Law Enforcement Breaks Up Hispanic Street Gang


One crime they did not mention is Human Trafficking. Street gangs make tons of money in Human Trafficking and Prostitution. A great piece of Law Enforcement work nonetheless. (MGJ)icebadge

By Meghan Youker

OMAHA (KPTM) – Federal agents team up with Omaha police to haul in nearly 70 guns and bust three-dozen alleged gang members and their associates.  The 14-month-long investigation targeted members of the Hispanic street gang known as the Surenos.

22 handguns, 14 assault rifles, 16 shotguns and 17 other rifles, including a Barrett .50-caliber sniper rifle, are now out of the hands of criminals.  “The removal of these weapons from the streets makes everyone safer and demonstrates that we will not tolerate criminals who provide the illegal firearms that reek so much havoc in our community,” said Chief Eric Buske of the Omaha Police Department.

A joint effort by U.S. Immigration and Customs Enforcement, the Bureau of Alcohol, Tobacco, Firearms and Explosives and the Omaha Police Department resulted in the arrest Tuesday of 36 people known to law enforcement as members or associates of the Sureno street gang.  All but five were in the U.S. illegally.  “They’ve committed a lot of violent acts in Omaha alone, but across the country and in Mexico, they’re involved in drug trafficking, weapons trafficking, you name the criminal act and they’ve probably touched it in some way,” said William Wallrapp, ICE resident agent-in-charge.

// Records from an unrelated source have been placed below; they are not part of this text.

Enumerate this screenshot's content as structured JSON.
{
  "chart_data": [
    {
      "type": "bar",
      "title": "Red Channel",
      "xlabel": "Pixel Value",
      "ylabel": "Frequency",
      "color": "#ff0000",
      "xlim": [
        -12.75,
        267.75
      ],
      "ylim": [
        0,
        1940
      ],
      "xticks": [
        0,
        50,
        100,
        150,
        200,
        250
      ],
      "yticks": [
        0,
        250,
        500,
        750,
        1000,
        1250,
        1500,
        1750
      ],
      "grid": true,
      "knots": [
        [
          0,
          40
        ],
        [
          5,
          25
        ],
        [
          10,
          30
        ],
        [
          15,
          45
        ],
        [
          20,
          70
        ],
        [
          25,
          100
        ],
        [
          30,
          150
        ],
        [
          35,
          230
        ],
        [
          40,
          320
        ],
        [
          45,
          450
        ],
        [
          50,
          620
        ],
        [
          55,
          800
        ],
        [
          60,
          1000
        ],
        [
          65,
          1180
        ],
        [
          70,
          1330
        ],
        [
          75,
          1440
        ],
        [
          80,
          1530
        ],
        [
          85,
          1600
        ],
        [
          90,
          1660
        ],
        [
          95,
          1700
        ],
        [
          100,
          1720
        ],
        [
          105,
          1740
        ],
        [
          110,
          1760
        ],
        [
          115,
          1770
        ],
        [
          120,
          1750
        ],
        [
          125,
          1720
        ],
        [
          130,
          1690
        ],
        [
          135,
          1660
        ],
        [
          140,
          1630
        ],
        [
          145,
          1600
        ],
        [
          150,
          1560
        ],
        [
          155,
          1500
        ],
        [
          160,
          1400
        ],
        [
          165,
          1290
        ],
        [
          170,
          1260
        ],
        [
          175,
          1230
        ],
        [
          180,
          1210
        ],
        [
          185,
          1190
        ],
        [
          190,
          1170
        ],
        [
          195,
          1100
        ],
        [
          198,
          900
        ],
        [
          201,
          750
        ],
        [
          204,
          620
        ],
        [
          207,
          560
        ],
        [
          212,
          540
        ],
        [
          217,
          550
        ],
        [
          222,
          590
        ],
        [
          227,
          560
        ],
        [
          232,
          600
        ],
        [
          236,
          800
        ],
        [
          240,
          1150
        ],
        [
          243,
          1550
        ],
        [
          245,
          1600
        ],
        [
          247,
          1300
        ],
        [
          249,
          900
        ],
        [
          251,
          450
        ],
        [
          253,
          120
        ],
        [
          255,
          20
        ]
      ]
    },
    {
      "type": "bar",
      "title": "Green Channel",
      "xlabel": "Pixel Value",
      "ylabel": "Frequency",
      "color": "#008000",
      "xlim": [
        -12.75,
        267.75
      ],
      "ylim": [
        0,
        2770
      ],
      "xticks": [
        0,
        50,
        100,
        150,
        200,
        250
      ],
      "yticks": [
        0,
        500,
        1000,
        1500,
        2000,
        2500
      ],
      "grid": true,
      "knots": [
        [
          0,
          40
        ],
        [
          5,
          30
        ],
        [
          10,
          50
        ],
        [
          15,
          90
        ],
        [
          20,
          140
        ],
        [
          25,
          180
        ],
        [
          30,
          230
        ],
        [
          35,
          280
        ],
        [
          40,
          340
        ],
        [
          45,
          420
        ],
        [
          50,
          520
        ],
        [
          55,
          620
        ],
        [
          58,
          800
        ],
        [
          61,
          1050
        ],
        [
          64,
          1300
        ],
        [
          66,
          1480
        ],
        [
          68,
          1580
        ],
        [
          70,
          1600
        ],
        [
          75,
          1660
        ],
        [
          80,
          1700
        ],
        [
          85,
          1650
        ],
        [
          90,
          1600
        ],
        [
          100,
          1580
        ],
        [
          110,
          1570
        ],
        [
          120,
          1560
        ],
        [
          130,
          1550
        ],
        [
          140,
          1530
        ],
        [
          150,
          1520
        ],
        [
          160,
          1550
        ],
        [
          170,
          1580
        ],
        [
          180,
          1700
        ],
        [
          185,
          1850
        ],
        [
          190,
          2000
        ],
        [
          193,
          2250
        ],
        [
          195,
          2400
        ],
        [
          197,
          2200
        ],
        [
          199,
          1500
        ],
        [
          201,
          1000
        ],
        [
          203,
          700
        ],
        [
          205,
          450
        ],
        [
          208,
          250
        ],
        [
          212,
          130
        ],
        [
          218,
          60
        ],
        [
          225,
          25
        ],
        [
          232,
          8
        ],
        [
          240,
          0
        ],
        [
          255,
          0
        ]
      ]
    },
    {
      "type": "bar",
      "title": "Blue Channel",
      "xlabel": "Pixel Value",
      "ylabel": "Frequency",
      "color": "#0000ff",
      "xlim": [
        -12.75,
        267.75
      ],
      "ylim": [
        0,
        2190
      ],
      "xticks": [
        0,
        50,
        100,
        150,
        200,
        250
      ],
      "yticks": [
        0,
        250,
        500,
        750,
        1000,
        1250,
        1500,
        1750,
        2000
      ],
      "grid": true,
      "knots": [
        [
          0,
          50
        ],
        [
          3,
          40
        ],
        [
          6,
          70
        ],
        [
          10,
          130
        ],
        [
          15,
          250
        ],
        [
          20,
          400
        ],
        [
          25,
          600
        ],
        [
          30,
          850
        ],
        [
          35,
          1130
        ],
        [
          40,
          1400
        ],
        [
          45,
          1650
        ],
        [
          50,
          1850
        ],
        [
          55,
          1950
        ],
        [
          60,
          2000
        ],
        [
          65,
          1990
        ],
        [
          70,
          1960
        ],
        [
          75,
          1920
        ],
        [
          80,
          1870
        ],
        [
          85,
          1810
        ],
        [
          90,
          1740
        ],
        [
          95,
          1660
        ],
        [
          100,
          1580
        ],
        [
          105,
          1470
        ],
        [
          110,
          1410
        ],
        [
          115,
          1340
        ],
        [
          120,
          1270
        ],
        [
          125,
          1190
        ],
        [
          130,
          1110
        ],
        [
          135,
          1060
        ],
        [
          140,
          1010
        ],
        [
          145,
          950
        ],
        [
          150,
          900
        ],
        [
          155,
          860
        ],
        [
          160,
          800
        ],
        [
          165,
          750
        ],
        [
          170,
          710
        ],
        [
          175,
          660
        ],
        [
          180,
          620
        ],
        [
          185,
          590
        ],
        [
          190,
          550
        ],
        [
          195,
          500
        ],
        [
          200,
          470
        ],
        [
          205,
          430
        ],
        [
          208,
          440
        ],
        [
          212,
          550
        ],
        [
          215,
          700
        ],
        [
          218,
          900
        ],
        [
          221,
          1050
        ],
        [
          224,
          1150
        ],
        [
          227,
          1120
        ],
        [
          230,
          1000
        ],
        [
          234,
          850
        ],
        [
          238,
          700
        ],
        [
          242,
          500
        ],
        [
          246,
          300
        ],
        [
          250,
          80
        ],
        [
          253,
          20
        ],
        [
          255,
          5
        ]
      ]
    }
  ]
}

Court documents show a confidential informant working with federal agents bought drugs, guns and ammunition from suspects, mostly in homes and parking lots outside businesses in south Omaha.  “During the course of virtually every transaction, the informant told the seller that the guns were destined for Mexico’s violent drug cartels,” said Claude Arnold, regional ICE special agent-in-charge.

Guns that are now evidence against alleged members of the Hispanic gang, who police say have been active in Omaha since the mid 90s.  “There are certain cliques of this gang that I believe we have disseminated,” Wallrapp said.  “The effect that it’s had on this particular gang, they’re going to be quiet for quite a while,” added ATF special agent Paul White.

Federal agents believe most of the recovered guns are stolen.  At this point, they’re still trying to trace them and find their rightful owners.  Ballistics testing is also underway to see if any of the guns can be tied to a specific crime.

Many of the suspects have been convicted of past crimes including burglary, assault and drug charges.  Now 20 have been charged or indicted at either the state or federal level on drug and weapons charges.  The other 16 are being held on immigrations violations.